8. Transaction management
Transaction management refers to the monitoring of activities. It is important that a core banking system can provide its users with all the information they need to make informed decisions.
Transaction management tools, such as the Oracle digital banking experience allow users to monitor their overall financial portfolio as well as specific transactions that are relevant to them.
Mistakes to Avoid in Core Banking
1. Putting operations in charge of the implementation
A lot of banks actually put operations in charge of the implementation of core banking solutions. Operations is usually not that tech-savvy, and if they have tech-savvy people, they are usually not that good in operations.
Putting operations in charge of the implementation can create a lot of problems down the road, as technology is a fundamental part of the core banking solution.
2. Defining the CBS transformation as purely a technology transformation
Many banks are implementing core banking solutions without a clear picture of what the solution should actually do for the bank.
It is a common tendency to think of the implementation of the core banking solution as simply a technology implementation. This is a big mistake, as implementation should not be approached as a pure technology implementation but as a business transformation.
Before starting the implementation of the core banking solution, banks should develop a clear picture and understand how it fits into the bank’s business model.
3. Failing to align stakeholders on the function and scope of the new system
Bank executives, IT managers, and business users are often not clear on the scope of the CBS being implemented and the new business processes that will be enabled. This creates two major problems.
Stakeholders may have different expectations of where the new system fits in the bank’s framework and what the new system will do for the bank. This often results in the new system being blamed for mistakes and problems it is not responsible for.

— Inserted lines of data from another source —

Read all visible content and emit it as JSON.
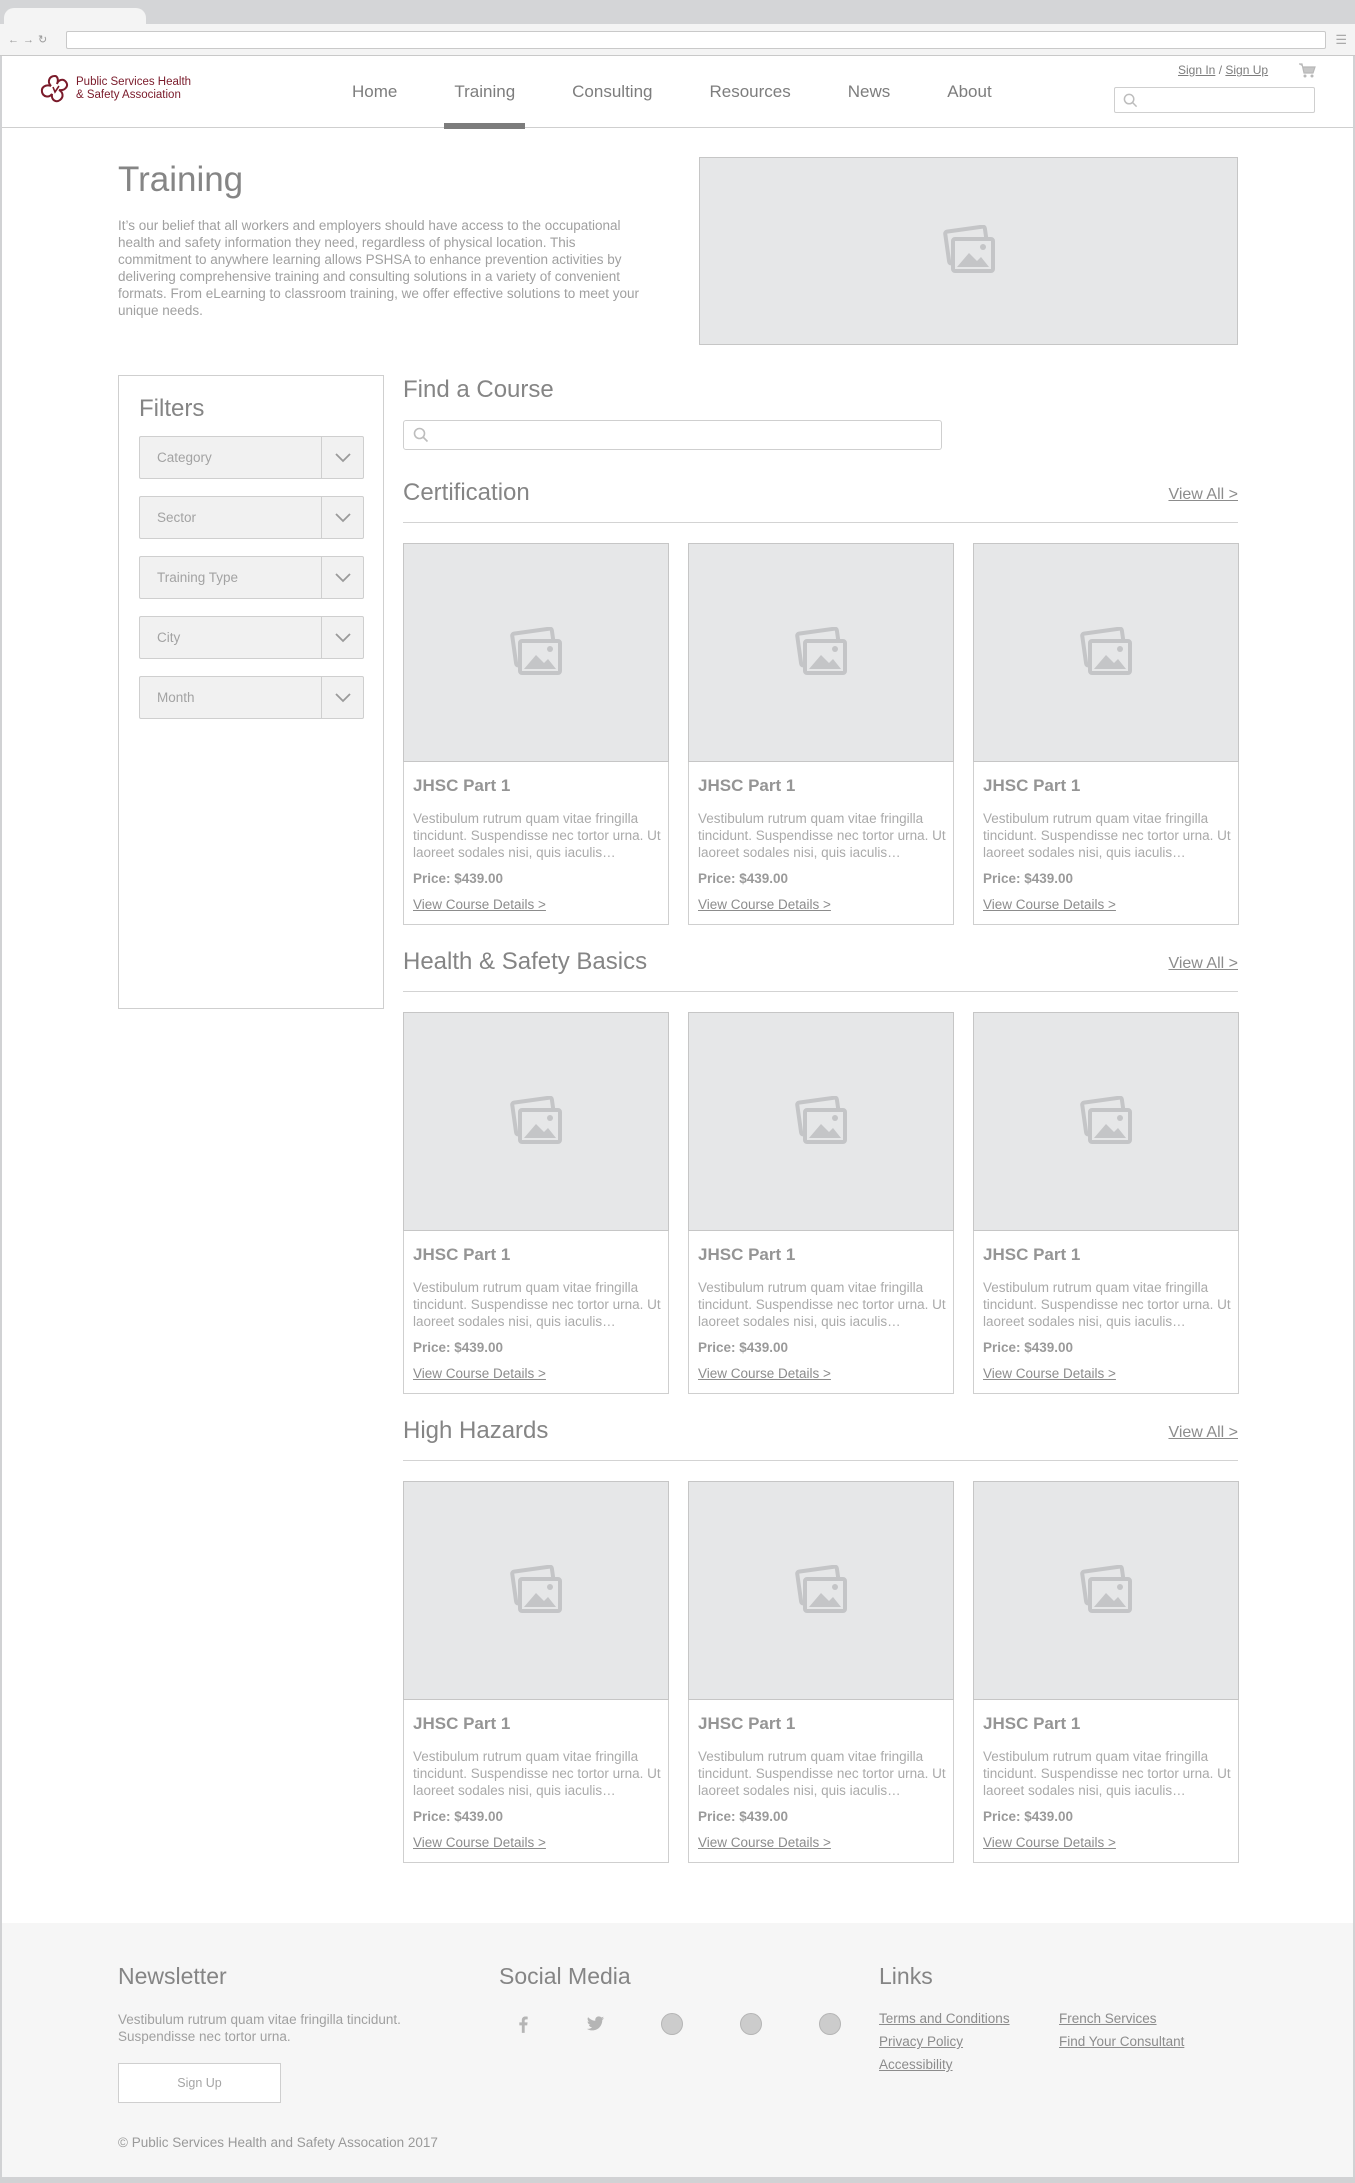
{
  "header": {
    "logo_line1": "Public Services Health",
    "logo_line2": "& Safety Association",
    "nav": [
      "Home",
      "Training",
      "Consulting",
      "Resources",
      "News",
      "About"
    ],
    "active_nav": "Training",
    "sign_in": "Sign In",
    "separator": "/",
    "sign_up": "Sign Up"
  },
  "hero": {
    "title": "Training",
    "text": "It’s our belief that all workers and employers should have access to the occupational health and safety information they need, regardless of physical location. This commitment to anywhere learning allows PSHSA to enhance prevention activities by delivering comprehensive training and consulting solutions in a variety of convenient formats. From eLearning to classroom training, we offer effective solutions to meet your unique needs."
  },
  "filters": {
    "title": "Filters",
    "selects": [
      "Category",
      "Sector",
      "Training Type",
      "City",
      "Month"
    ]
  },
  "find": {
    "title": "Find a Course"
  },
  "sections": [
    {
      "title": "Certification",
      "view_all": "View All >",
      "cards": [
        {
          "title": "JHSC Part 1",
          "desc": "Vestibulum rutrum quam vitae fringilla tincidunt. Suspendisse nec tortor urna. Ut laoreet sodales nisi, quis iaculis…",
          "price": "Price: $439.00",
          "link": "View Course Details >"
        },
        {
          "title": "JHSC Part 1",
          "desc": "Vestibulum rutrum quam vitae fringilla tincidunt. Suspendisse nec tortor urna. Ut laoreet sodales nisi, quis iaculis…",
          "price": "Price: $439.00",
          "link": "View Course Details >"
        },
        {
          "title": "JHSC Part 1",
          "desc": "Vestibulum rutrum quam vitae fringilla tincidunt. Suspendisse nec tortor urna. Ut laoreet sodales nisi, quis iaculis…",
          "price": "Price: $439.00",
          "link": "View Course Details >"
        }
      ]
    },
    {
      "title": "Health & Safety Basics",
      "view_all": "View All >",
      "cards": [
        {
          "title": "JHSC Part 1",
          "desc": "Vestibulum rutrum quam vitae fringilla tincidunt. Suspendisse nec tortor urna. Ut laoreet sodales nisi, quis iaculis…",
          "price": "Price: $439.00",
          "link": "View Course Details >"
        },
        {
          "title": "JHSC Part 1",
          "desc": "Vestibulum rutrum quam vitae fringilla tincidunt. Suspendisse nec tortor urna. Ut laoreet sodales nisi, quis iaculis…",
          "price": "Price: $439.00",
          "link": "View Course Details >"
        },
        {
          "title": "JHSC Part 1",
          "desc": "Vestibulum rutrum quam vitae fringilla tincidunt. Suspendisse nec tortor urna. Ut laoreet sodales nisi, quis iaculis…",
          "price": "Price: $439.00",
          "link": "View Course Details >"
        }
      ]
    },
    {
      "title": "High Hazards",
      "view_all": "View All >",
      "cards": [
        {
          "title": "JHSC Part 1",
          "desc": "Vestibulum rutrum quam vitae fringilla tincidunt. Suspendisse nec tortor urna. Ut laoreet sodales nisi, quis iaculis…",
          "price": "Price: $439.00",
          "link": "View Course Details >"
        },
        {
          "title": "JHSC Part 1",
          "desc": "Vestibulum rutrum quam vitae fringilla tincidunt. Suspendisse nec tortor urna. Ut laoreet sodales nisi, quis iaculis…",
          "price": "Price: $439.00",
          "link": "View Course Details >"
        },
        {
          "title": "JHSC Part 1",
          "desc": "Vestibulum rutrum quam vitae fringilla tincidunt. Suspendisse nec tortor urna. Ut laoreet sodales nisi, quis iaculis…",
          "price": "Price: $439.00",
          "link": "View Course Details >"
        }
      ]
    }
  ],
  "footer": {
    "newsletter_title": "Newsletter",
    "newsletter_text": "Vestibulum rutrum quam vitae fringilla tincidunt. Suspendisse nec tortor urna.",
    "signup_button": "Sign Up",
    "social_title": "Social Media",
    "social_icons": [
      "facebook-icon",
      "twitter-icon",
      "social-placeholder-icon",
      "social-placeholder-icon",
      "social-placeholder-icon"
    ],
    "links_title": "Links",
    "links_col1": [
      "Terms and Conditions",
      "Privacy Policy",
      "Accessibility"
    ],
    "links_col2": [
      "French Services",
      "Find Your Consultant"
    ],
    "copyright": "© Public Services Health and Safety Assocation 2017"
  }
}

4. Allowing planning and implementation to delay the rollout for years
Most banks are eager to develop their internal CBS, but they are not necessarily eager to implement it. As a result, the planning, development, and implementation of the system can drag on for years. Understanding the need for a system for regulatory or business reasons and the urgency of implementing it are two different things.
5. Failing to be transparent about the costs and implications of the transformation
While many factors create costs and disruption in the bank, the cost of failing to implement a CBS is one of the highest. It is vital that the bank be transparent with its stakeholders about the costs and the implications of not moving ahead with the system.
6. Continuing to use legacy components to the exclusion of a broader system revamp
Even when the bank has completed its technological revamp, it may continue to use older components instead of allowing them to disappear or transferring their functionality to the new system. These parts of the legacy system may carry less functionality than the new system and may cause business disruption.
7. Choosing partners based on price alone and not on the quality of their product
When selecting new software, banks often choose the vendor with the lowest price, not the one that offers the best product. This attitude creates selection bias and can lower productivity, efficiency, and accuracy. Banks should hire external experts to evaluate the product and reduce their risk of making poor choices.
8. Failing to integrate the CBS with the broader platform
When the bank institutes a new CBS, it needs to make sure it is integrated into the bank’s broader platform. The new CBS should link seamlessly with other systems and business processes, such as regulatory compliance, internal control, and risk management.
These are the main considerations that should be taken into account when planning and managing a core banking transformation project. The right approach will help you optimize your organization’s investment in OBDX and the posture of the bank towards the future.